In March 2013, federal OSHA sent letters to 9,413 workplaces experiencing high rates of Days Away from Work, Restricted or Transferred (DART) injuries and illnesses. These workplaces had recorded fiscal year 2011 DART case rates higher than their respective sector averages. Employers were told to develop better safety and health plans and to seek expert advice if needed and that they might be targeted for inspection. Of the 1,218 letters sent to health care employers, 97.5 percent (1,187) went to nursing and residential care facilities.

OSHA’s 2012 Nursing Home National Emphasis Plan (NEP) will focus for three years on ergonomics hazards related to patient handling, exposures to bloodborne pathogens, tuberculosis, and slips, trips and falls. Under the NEP, approximately 1,000 nursing homes have been targeted for inspection by specially trained teams. Enforcement for ergonomics hazards will be under the general duty clause.

Nursing and residential care pays dearly in human and economic capital for its lack of a safety culture.

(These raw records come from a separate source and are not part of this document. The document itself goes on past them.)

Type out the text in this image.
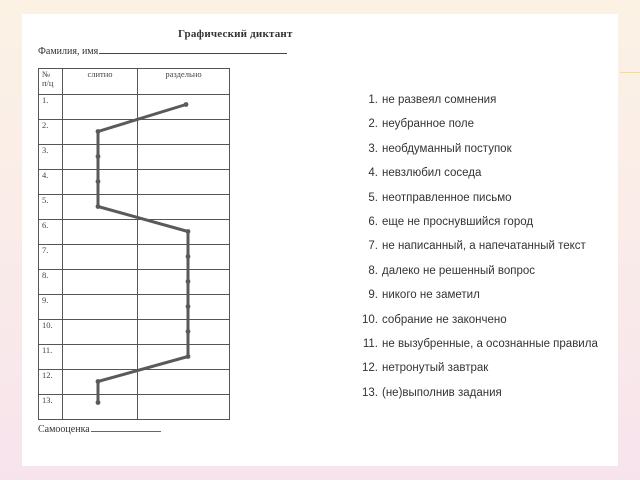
Графический диктант
Фамилия, имя
№ п/ц	слитно	раздельно
1.		
2.		
3.		
4.		
5.		
6.		
7.		
8.		
9.		
10.		
11.		
12.		
13.		
Самооценка
1. не развеял сомнения
2. неубранное поле
3. необдуманный поступок
4. невзлюбил соседа
5. неотправленное письмо
6. еще не проснувшийся город
7. не написанный, а напечатанный текст
8. далеко не решенный вопрос
9. никого не заметил
10. собрание не закончено
11. не вызубренные, а осознанные правила
12. нетронутый завтрак
13. (не)выполнив задания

Losing $3.9 billion per year on tens of thousands of lost-time injuries and nearly 600,000 workdays makes a strong argument that finding the money to pay for a safety program is the easy part. Finding the will to do it? That’s what defines high-performance organizations.

Dr. Scott Harris is a senior EHS advisor with UL Workplace Health and Safety, an advisory member of the ASSE Healthcare Practice Specialty and a course director at the UNC – Chapel Hill Occupational Safety and Health Education and Research Center.